Linux MIPS Architecture development
 help / color / mirror / Atom feed
* [PATCH] Fix 32bit kernels on R4k with 128 byte cache line size
@ 2008-07-08 12:46 Thomas Bogendoerfer
  2008-07-08 13:02 ` Ralf Baechle
  0 siblings, 1 reply; 2+ messages in thread
From: Thomas Bogendoerfer @ 2008-07-08 12:46 UTC (permalink / raw)
  To: linux-mips; +Cc: ralf

The generated copy_page for R4k CPU with a 128 byte cache line size used
Create Dirty Exclusive cache line operations even if only part of the
cache line was filled.  This change avoids generating cache operations,
if only part of the cache line size is copied in one loop.

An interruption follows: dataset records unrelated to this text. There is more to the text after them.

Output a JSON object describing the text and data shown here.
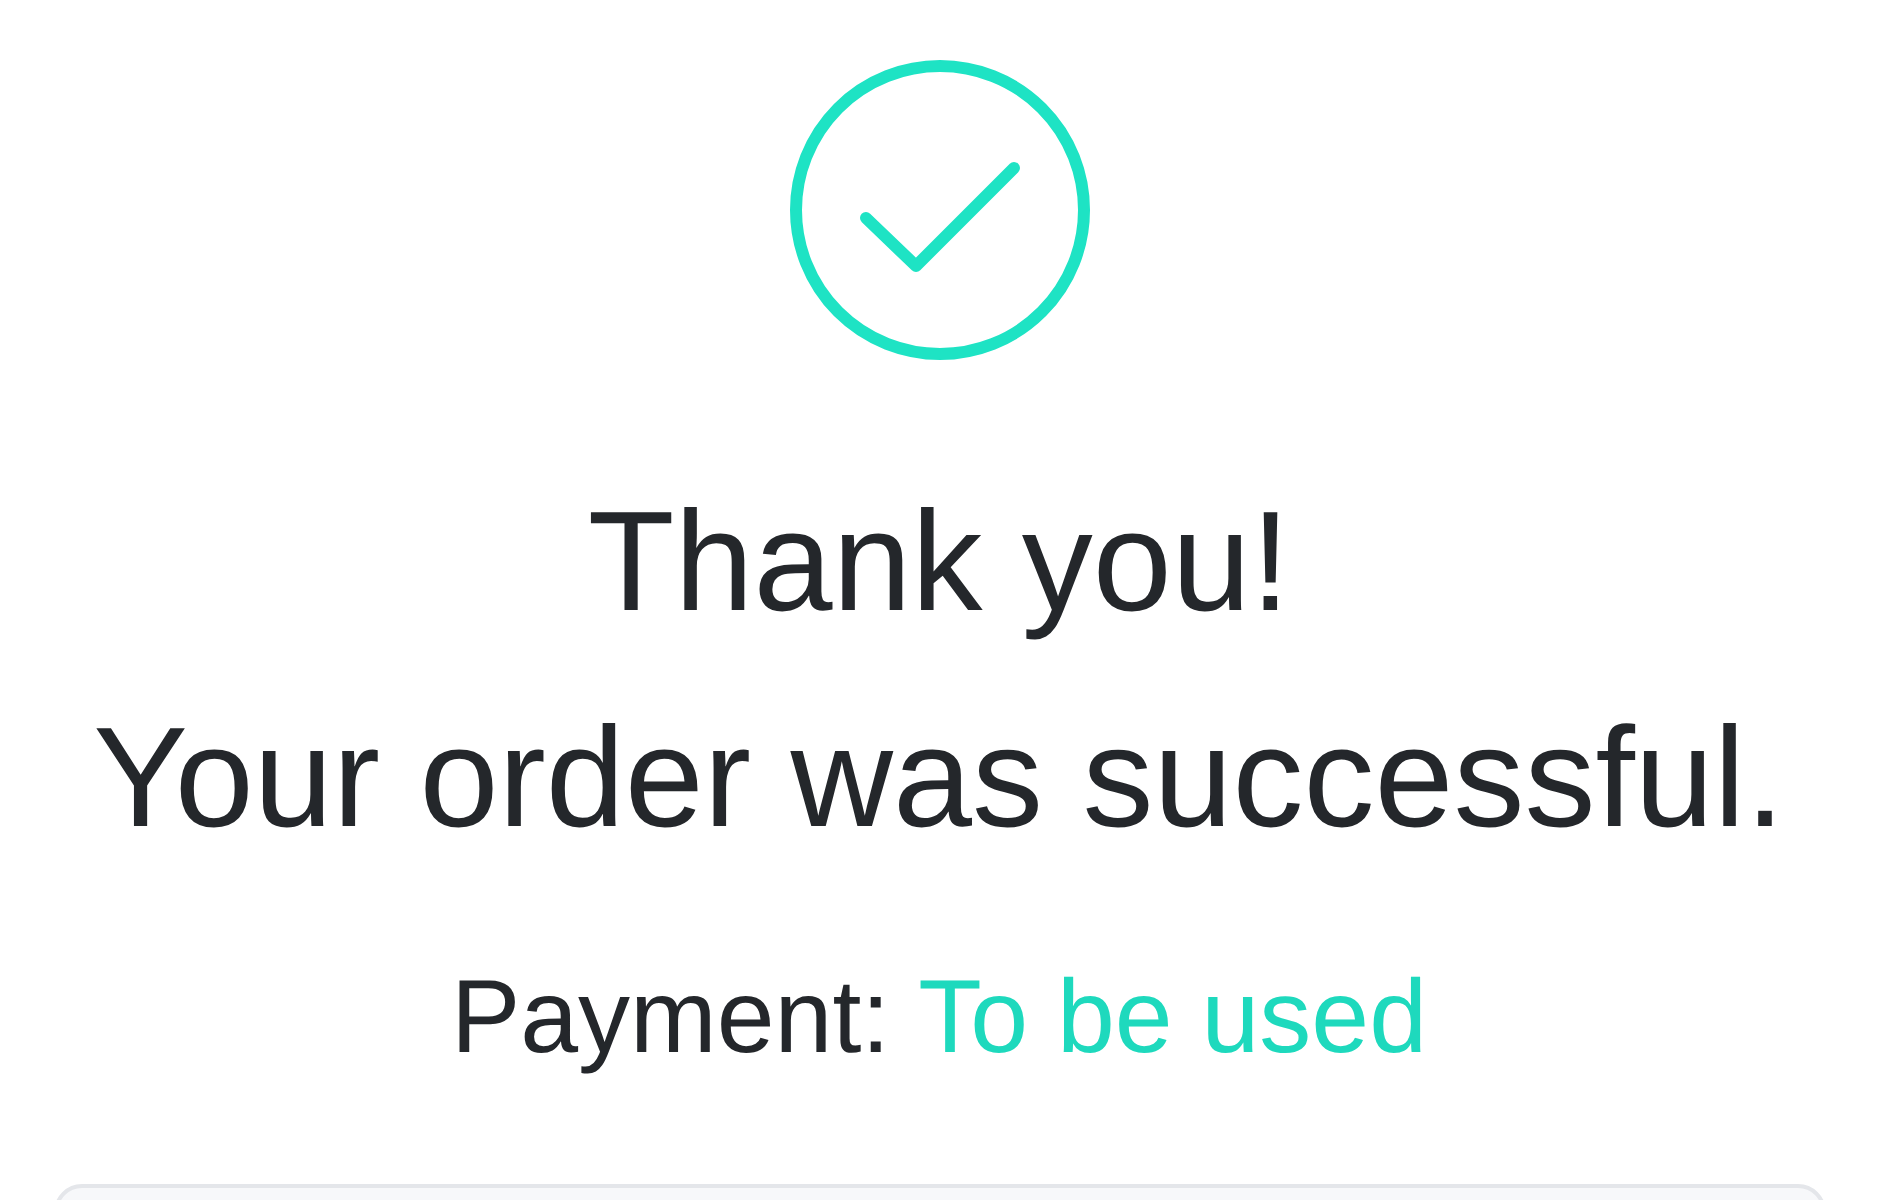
{
  "heading": "Thank you!",
  "message": "Your order was successful.",
  "payment": {
    "label": "Payment:",
    "value": "To be used"
  }
}
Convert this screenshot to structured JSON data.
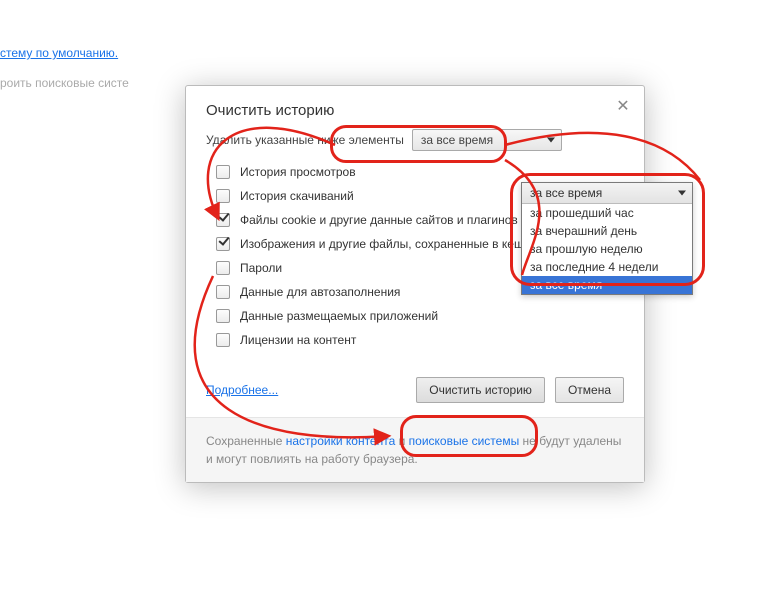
{
  "background": {
    "link1": "стему по умолчанию.",
    "text2": "роить поисковые систе"
  },
  "dialog": {
    "title": "Очистить историю",
    "delete_label": "Удалить указанные ниже элементы",
    "time_selected": "за все время",
    "time_options": [
      "за прошедший час",
      "за вчерашний день",
      "за прошлую неделю",
      "за последние 4 недели",
      "за все время"
    ],
    "items": [
      {
        "label": "История просмотров",
        "checked": false
      },
      {
        "label": "История скачиваний",
        "checked": false
      },
      {
        "label": "Файлы cookie и другие данные сайтов и плагинов",
        "checked": true
      },
      {
        "label": "Изображения и другие файлы, сохраненные в кеше",
        "checked": true
      },
      {
        "label": "Пароли",
        "checked": false
      },
      {
        "label": "Данные для автозаполнения",
        "checked": false
      },
      {
        "label": "Данные размещаемых приложений",
        "checked": false
      },
      {
        "label": "Лицензии на контент",
        "checked": false
      }
    ],
    "more_link": "Подробнее...",
    "btn_clear": "Очистить историю",
    "btn_cancel": "Отмена",
    "note_prefix": "Сохраненные ",
    "note_link1": "настройки контента",
    "note_mid": " и ",
    "note_link2": "поисковые системы",
    "note_suffix": " не будут удалены и могут повлиять на работу браузера."
  }
}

It also
increases the maxmimum loop size, because the generated code even fits
into the available space for r4k CPUs with 128 byte cache line size.

Signed-off-by: Thomas Bogendoerfer <tsbogend@alpha.franken.de>
---

 arch/mips/mm/page.c |   61 ++++++++++++++++++++++++++------------------------
 1 files changed, 32 insertions(+), 29 deletions(-)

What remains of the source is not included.